Rome wasn’t built in a day and a city can’t be rejuvenated over a long weekend. Detroit’s rise to its former glory will be a long one, so we all have to accept that and hold strong.
I was reminded of that the other day during a conversation with someone who equated Detroit’s coming back with a hopeless act. This wasn’t a joke or bit of hyperbole, he was dead serious.
This guy, Tim from Pontiac, didn’t have the excuse many out-of-regioners use …that they just don’t know. I won’t bore you by going into what we had been discussing, but we were about to change topics. As I countered his statement, he pointed out Detroit has been saying it’s coming back for years.
On one hand I understand the frustration. It is a long climb, and sometimes it can seem like a never-ending march. There is a lot of work to do, and almost every area needs improvement. It is truly daunting.
Throw in the fact that Detroit has become a never-ending punch-line synonymous with broken-down failure for every hack trying to get a cheap laugh, and even those with the strongest faith may start to question the reality of prosperity.
I told him I understand the frustration but don’t condone the defeatist attitude.
As I pointed out this wasn’t a joke, I could have dealt with that. But honestly saying there is no hope, without a hint of irony is disrespectful, harmful and intentionally blind just so you can have a moment of woe-is-me.
Numerous groups and individuals are giving their all to have Detroit return to its former greatness. The private and public sectors, companies and non-profits, have people who give of themselves. Both well-known faces and everyday people refuse to give up on Southeast Michigan’s anchor. They bring in new companies to supply jobs, combat the problems in the neighborhoods, help the disenfranchised and do any number of things to aid the city and its residents. Their work does not deserve to be shuffled off into a corner and ruled as meaningless so some people can have a pity party.
They can’t really make the excuse they don’t see the revitalization because it is talked about and written about all of the time. I’ve seen it talked about. This blog site, Detroit Unspun, has talked about it. It isn’t exactly a secret. It’s sometimes even the lead at 6:00 or 11:00 news or on the front page.
Still, there are too many times reporters parachute into our city and only see the bad things and those become the leads of their stories.
Can you really let these negative stories … stories that could be in the news in every metropolitan area … rule your decision to give up on a region, bury the good and wave a white flag, especially when they are so often written by out-of-regioners?
We all need to acknowledge the work being done.

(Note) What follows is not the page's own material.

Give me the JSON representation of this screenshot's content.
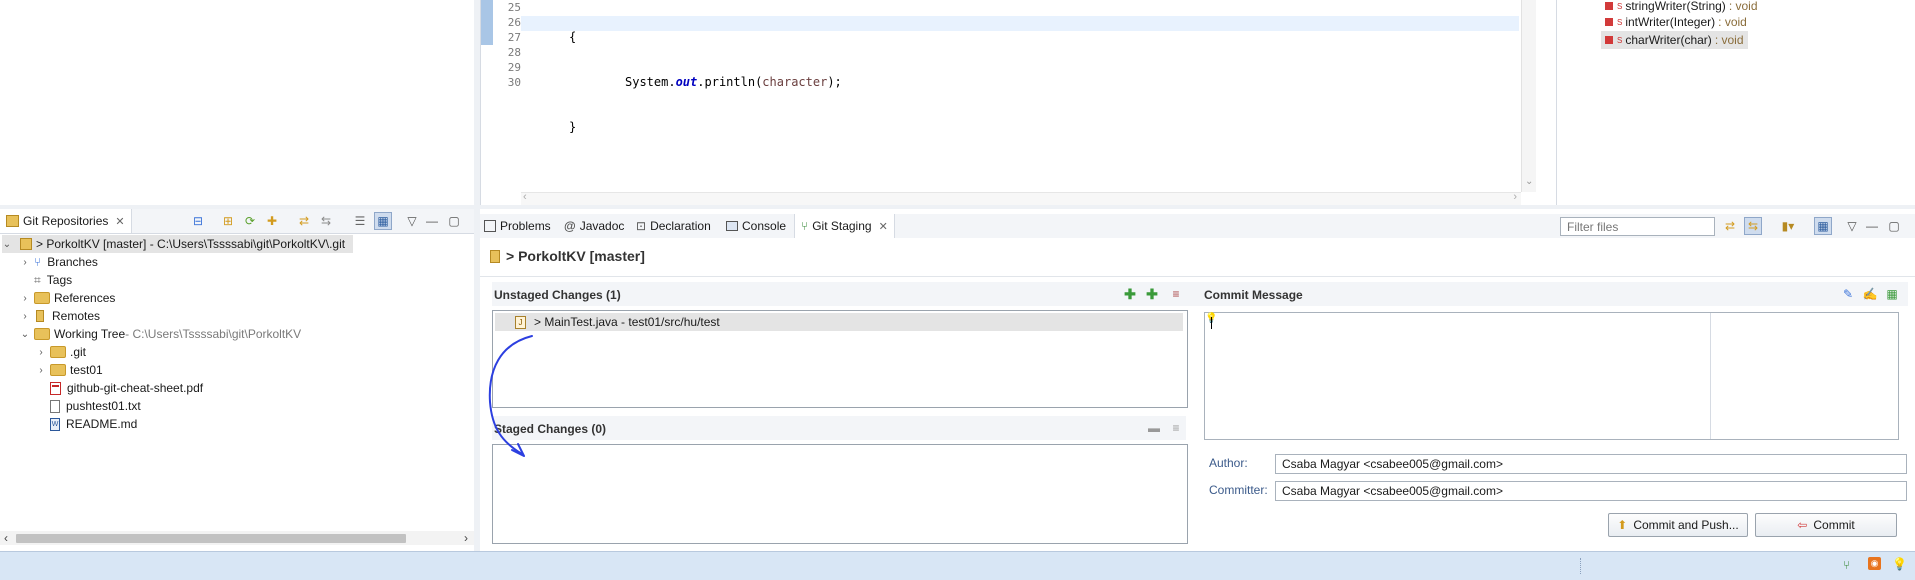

As lame and cheap as it sounds, the success of Detroit requires faith to succeed. It doesn’t need to be a child-like faith where you don’t expect any bump in the road or ignore the cold realities of life. There needs to be a belief that things will get better … and that belief needs to transcend downtown and move into the suburbs and the rest of Southeast Michigan.
That will make the difference and inspire more people to throw their hats into helping Detroit’s revitalization. It also will give those already trying a renewed sense of purpose by letting them know all their work isn’t just a whisper in a void.
Wanting the city to rise back up isn’t pie-in-the-sky, and saying people are turning it around isn’t being overly optimistic. Believing Detroit can come back isn’t warm and fuzzy sentiment. It goes beyond that. It is the cold, clear need for survival.
You have to go a long way from the city limits to find a sizable group not tied to Detroit in some major way. When people like Pontiac Tim spread the defeatist attitude we all suffer.
You can pull for Detroit for altruistic reason or for the pure selfish reason that it will improve your life as well. Then again if those don’t motivate you then do it because Cleveland, honest to gosh Cleveland, just might be looking down on us, and no one wants that.